So at work this afternoon, somebody who works on the other side of the building from me came by my cube and said I'm supposed to let him know about these things. What things, I asked. Turns out there had been an accident on the Dulles Toll Road, which is right behind our building.
You couldn't see much from the corner by my cube, but if you went to the far corner, you could see the remains of a red car (we're on the eighth floor, and it didn't look much like it had when it came out of the factory, so I'm a bit vague on the model) surrounded by firemen. There were several fire trucks, and they had blocked off not only the Toll Road but the airport access road -- where an emergency helicopter was landing right as we came to the window.
From what I was able to gather from the appearance out the window and what colleagues had seen, the red car had gone out of control on the airport access road, swerved across the median into the Toll Road (which at least is going the same direction), rolled, and came to a stop pointing backwards, angled towards the access road. A passenger was thrown from the car, and the activity we saw from the windows was the firemen attempting to extricate the driver from the vehicle. I went back a few minutes later and saw that the firemen were gone and the top of the car had been completely removed (apparently the Jaws of Life are of minimal use in these situations, as it's apparently easier and quicker to cut the front posts and peel the top of the car off). The helicopter had gone off to the southeast.
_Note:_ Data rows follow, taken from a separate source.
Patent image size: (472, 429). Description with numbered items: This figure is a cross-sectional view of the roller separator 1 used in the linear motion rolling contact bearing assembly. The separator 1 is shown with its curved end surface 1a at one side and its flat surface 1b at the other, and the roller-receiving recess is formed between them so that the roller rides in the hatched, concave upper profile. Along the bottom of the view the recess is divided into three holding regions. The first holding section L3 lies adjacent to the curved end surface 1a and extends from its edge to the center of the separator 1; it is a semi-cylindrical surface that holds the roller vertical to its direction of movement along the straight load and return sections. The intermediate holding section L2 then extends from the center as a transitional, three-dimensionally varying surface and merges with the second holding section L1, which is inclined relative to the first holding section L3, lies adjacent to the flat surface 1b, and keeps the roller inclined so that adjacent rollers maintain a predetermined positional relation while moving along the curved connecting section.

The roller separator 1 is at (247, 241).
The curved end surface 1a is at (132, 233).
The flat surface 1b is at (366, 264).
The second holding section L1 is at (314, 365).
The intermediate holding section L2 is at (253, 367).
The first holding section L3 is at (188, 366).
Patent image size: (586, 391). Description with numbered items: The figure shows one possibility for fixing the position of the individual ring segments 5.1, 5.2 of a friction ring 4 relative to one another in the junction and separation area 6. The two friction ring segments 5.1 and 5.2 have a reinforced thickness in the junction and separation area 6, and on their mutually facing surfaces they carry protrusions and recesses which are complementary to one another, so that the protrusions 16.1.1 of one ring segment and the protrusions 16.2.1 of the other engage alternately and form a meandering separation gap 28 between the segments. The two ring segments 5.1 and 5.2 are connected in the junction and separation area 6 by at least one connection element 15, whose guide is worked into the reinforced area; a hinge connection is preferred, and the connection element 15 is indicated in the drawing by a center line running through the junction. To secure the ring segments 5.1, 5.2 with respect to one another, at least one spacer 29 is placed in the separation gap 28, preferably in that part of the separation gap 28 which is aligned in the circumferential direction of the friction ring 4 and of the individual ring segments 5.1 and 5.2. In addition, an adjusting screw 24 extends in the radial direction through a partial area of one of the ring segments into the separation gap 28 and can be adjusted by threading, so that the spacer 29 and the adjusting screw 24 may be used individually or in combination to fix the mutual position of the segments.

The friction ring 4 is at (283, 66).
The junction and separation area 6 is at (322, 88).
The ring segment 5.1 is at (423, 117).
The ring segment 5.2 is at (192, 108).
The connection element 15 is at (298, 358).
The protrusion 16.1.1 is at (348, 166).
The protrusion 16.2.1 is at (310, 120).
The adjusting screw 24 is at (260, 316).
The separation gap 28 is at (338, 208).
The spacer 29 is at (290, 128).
Half an hour later, there was an email from
Koog -- the transplant people had called, telling her to go to Inova Fairfax Hospital, that there was a kidney waiting.
Normally when you see an accident, you're horrified, but it's not quite real to you. This is how an entire floor of people can line up along the windows to watch, as a few hundred feet away the rescue team fights the clock and circumstances to save lives. It's gruesome and strange, but your brain tells you, "they'll be all right," and since that's so much nicer to believe than the alternative, you go along with it. Seeing Amanda's email sent me into a daze. Most likely, at least one of those people in the car wasn't all right. I found myself thinking, "was it the driver? Was it the passenger thrown from the car? You know, sometimes it's the person who's thrown clear who survives ..."
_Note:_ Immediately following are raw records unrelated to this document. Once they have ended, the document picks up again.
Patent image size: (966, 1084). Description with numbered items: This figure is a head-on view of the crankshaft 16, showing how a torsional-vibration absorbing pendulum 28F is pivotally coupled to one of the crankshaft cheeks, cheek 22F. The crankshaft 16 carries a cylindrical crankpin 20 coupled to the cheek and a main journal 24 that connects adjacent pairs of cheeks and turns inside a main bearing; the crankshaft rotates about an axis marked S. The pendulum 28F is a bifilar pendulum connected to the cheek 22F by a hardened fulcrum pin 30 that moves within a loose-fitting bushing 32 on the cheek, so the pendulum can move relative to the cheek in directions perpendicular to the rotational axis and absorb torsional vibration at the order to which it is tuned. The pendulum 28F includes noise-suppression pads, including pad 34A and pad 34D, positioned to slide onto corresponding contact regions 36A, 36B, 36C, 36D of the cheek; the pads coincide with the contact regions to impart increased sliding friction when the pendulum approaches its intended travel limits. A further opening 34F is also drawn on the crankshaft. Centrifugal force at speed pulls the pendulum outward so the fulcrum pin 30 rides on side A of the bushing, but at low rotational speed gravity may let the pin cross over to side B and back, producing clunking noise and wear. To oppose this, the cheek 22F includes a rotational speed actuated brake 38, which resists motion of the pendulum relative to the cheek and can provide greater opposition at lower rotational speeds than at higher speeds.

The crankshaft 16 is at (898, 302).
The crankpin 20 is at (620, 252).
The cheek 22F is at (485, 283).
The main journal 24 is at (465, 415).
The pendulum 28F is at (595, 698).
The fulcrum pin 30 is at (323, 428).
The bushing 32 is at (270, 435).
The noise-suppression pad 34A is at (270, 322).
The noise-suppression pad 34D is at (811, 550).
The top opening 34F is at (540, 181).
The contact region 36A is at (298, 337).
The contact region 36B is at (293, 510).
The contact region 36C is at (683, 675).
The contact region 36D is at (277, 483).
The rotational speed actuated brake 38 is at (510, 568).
I hung around work until about seven, then I went to Tower to look at magazines and kill some time, figuring if I hadn't heard anything from Amanda that I'd go by the hospital. I got a call from her at eight, I guess. She was in great spirits, said they hadn't yet told her to go home, that somebody else already had the liver from the donor, and barring unforeseen circumstances (of which there could be any number), that later on they'd wheel her in, cut her open, and give her new insides.
I dawdled around Tower a while longer, looking at the alternate covers to McSweeneys #5 than the one I'd picked up Monday, fielding a phone call from Nicole, and then eventually buying a copy of said McSweeneys (Ted Koppel cover) for Amanda. I drove to the hospital -- you have to pay for parking, which seems like a cruel insult on top of what medical treatment costs nowadays -- and set about finding her.
The information desk wasn't staffed anymore. I was looking at an elevator pondering if I should head up to the tenth floor (labeled Transplant Center) when a man in a lab coat offered to help. He started to send me to the tenth floor, then corrected himself and sent me to nine instead. That's cancer treatment. They sent me to ten. Nobody at the transplant receiving desk either. The people at renal/dialysis looked up Amanda's room number and sent me down there (six). The girl at the desk there had no idea what I was talking about, but eventually pointed me to the right room. Amanda's stuff was there, but she wasn't. I got some paper from a nurses' station, left a note on the McSweeneys, and went to exit.
Passing through the lobby, I ran into her mom. I didn't tell her about the accident we'd seen. It's a little too weird to tell her now, I think. We hugged, she thanked me for coming out, I said I'd left something in the room, she said the doctors had said it's about a six hour procedure, I said I should probably get going as there wasn't much for me to do there, she took my phone numbers, and I left. The parking was two bucks.
I was reminded today of two things.
One, I was reminded of how my brother died. A car accident is a hell of a way to go. What will happen to the relatives of the person or people in that car who lost their lives today? How did they find out? Who was there with them? Do they have any way at all to find any meaning in this? Do they believe in a God capable of taking those dearest from them away, and if so, will they keep their faith now?
Two, I was reminded of a simple thing -- the checkmark on my driver's license that says, "organ donor." I've had it checked ever since I was eighteen and got a new license. It's a little thing, but it's a big, meaningful thing. The crash that took my brother became an explosive fireball, so I doubt that his remains would have provided any life to anyone, but I feel that the gesture is extremely important. If, in dying, you may allow someone else to live, please do so. Perhaps that is one way that others may find meaning in your death.